If the library you are interfacing to has a C interface as part of the library, another advantage of ctypes is that you don't have to compile a separate python-binding library to access third-party libraries. This is particularly nice in formulating a pure-python solution that avoids cross-platform compilation issues (for those third-party libs offered on disparate platforms). Having to embed compiled code into a package you wish to deploy on something like PyPi in a cross-platform friendly way is a pain; one of my most irritating points about Python packages using SWIG or underlying explicit C code is their general inavailability cross-platform. So consider this if you are working with cross-platform available third party libraries and developing a python solution around them.

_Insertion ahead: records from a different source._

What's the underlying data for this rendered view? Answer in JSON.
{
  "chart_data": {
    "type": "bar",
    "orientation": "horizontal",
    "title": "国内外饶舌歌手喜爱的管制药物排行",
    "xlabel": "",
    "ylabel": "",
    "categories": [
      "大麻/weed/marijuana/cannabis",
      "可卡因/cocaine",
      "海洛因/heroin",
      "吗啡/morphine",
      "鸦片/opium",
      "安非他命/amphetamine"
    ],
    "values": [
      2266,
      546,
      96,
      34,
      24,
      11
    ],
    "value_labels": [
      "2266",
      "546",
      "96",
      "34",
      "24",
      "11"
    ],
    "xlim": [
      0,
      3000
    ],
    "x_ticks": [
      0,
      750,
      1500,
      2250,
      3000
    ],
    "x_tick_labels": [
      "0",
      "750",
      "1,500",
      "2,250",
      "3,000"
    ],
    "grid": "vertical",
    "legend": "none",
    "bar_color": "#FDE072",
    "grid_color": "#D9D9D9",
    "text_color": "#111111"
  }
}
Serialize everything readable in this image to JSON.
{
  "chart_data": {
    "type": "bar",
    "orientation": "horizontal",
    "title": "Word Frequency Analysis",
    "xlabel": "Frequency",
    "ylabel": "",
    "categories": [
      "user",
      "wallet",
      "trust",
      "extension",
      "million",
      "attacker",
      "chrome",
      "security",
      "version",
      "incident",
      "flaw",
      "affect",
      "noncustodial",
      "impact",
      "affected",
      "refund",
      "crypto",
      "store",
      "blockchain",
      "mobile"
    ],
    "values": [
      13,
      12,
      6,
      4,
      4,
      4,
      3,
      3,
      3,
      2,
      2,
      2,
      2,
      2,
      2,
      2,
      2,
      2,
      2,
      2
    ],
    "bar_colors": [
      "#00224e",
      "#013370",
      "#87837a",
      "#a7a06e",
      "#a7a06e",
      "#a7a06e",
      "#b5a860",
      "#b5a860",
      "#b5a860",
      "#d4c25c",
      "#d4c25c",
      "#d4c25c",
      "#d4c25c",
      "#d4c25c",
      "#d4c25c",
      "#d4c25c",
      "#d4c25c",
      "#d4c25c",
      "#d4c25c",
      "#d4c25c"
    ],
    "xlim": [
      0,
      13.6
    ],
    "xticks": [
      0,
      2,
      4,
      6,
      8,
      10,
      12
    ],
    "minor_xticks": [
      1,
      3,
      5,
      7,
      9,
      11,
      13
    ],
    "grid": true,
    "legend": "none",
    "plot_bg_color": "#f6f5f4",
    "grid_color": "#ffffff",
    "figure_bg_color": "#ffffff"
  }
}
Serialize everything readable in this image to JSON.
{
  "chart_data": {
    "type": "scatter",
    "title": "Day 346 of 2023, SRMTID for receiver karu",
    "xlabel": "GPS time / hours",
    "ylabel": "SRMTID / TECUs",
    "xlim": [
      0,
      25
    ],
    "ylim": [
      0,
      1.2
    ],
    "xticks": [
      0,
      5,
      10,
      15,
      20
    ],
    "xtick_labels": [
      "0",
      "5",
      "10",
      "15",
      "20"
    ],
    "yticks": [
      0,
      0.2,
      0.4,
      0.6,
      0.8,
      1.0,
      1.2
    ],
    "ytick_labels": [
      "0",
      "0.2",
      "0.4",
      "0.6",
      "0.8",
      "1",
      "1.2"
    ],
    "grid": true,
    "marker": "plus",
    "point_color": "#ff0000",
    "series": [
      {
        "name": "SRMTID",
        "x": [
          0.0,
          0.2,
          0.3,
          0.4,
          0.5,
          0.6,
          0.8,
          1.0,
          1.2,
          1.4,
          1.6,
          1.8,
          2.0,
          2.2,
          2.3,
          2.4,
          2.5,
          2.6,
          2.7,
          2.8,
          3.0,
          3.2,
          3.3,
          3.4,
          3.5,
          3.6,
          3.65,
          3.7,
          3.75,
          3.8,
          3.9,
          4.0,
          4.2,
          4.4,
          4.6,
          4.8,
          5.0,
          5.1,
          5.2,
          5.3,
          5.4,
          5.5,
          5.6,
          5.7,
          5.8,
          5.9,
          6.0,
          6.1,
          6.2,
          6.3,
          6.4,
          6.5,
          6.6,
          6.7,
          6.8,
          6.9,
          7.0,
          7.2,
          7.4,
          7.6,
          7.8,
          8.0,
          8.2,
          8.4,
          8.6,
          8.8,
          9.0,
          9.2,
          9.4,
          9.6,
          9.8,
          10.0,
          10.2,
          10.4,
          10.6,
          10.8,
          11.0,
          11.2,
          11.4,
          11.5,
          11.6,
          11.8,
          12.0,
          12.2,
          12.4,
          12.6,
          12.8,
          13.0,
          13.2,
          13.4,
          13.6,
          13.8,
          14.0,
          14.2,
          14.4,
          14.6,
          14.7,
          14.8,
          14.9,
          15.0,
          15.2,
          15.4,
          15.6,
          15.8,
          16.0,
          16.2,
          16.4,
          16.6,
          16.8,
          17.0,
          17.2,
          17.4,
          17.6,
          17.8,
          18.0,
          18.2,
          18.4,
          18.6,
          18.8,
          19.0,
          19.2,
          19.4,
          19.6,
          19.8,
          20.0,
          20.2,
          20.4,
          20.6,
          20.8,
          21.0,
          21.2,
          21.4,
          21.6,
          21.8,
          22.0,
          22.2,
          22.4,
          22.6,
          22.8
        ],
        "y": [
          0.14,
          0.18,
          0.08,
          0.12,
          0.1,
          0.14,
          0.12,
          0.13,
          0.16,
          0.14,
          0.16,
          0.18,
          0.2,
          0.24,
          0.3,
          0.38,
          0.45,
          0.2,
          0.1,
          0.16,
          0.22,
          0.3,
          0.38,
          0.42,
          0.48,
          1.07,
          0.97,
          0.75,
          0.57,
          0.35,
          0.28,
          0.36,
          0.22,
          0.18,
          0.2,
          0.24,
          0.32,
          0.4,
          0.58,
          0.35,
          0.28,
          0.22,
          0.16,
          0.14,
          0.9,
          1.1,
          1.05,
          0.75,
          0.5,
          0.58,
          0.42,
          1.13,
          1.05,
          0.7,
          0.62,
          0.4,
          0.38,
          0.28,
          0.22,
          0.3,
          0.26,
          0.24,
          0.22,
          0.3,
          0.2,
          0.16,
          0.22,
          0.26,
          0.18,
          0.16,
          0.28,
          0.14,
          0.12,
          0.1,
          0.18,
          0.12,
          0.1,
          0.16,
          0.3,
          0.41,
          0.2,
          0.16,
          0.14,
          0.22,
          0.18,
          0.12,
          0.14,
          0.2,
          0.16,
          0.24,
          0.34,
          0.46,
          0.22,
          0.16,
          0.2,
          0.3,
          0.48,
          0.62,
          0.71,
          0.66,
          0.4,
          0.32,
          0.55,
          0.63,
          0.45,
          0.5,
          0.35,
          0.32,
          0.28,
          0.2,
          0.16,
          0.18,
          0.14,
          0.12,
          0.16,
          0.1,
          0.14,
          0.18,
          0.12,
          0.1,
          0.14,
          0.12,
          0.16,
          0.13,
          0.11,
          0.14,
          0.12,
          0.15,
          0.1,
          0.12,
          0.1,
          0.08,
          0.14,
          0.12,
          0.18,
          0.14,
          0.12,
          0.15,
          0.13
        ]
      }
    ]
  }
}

As a real-world example, consider PyGTK. This (I believe) uses SWIG to generate C code to interface to the GTK C calls. I used this for the briefest time only to find it a real pain to set up and use, with quirky odd errors if you didn't do things in the correct order on setup and just in general. It was such a frustrating experience, and when I looked at the interace definitions provided by GTK on the web I realized what a simple excercise it would be to write a translator of those interface to python ctypes interface. A project called PyGGI was born, and in ONE day I was able to rewrite PyGTK to be a much more functiona and useful product that matches cleanly to the GTK C-object-oriented interfaces. And it required no compilation of C-code making it cross-platform friendly. (I was actually after interfacing to webkitgtk, which isn't so cross-platform). I can also easily deploy PyGGI to any platform supporting GTK.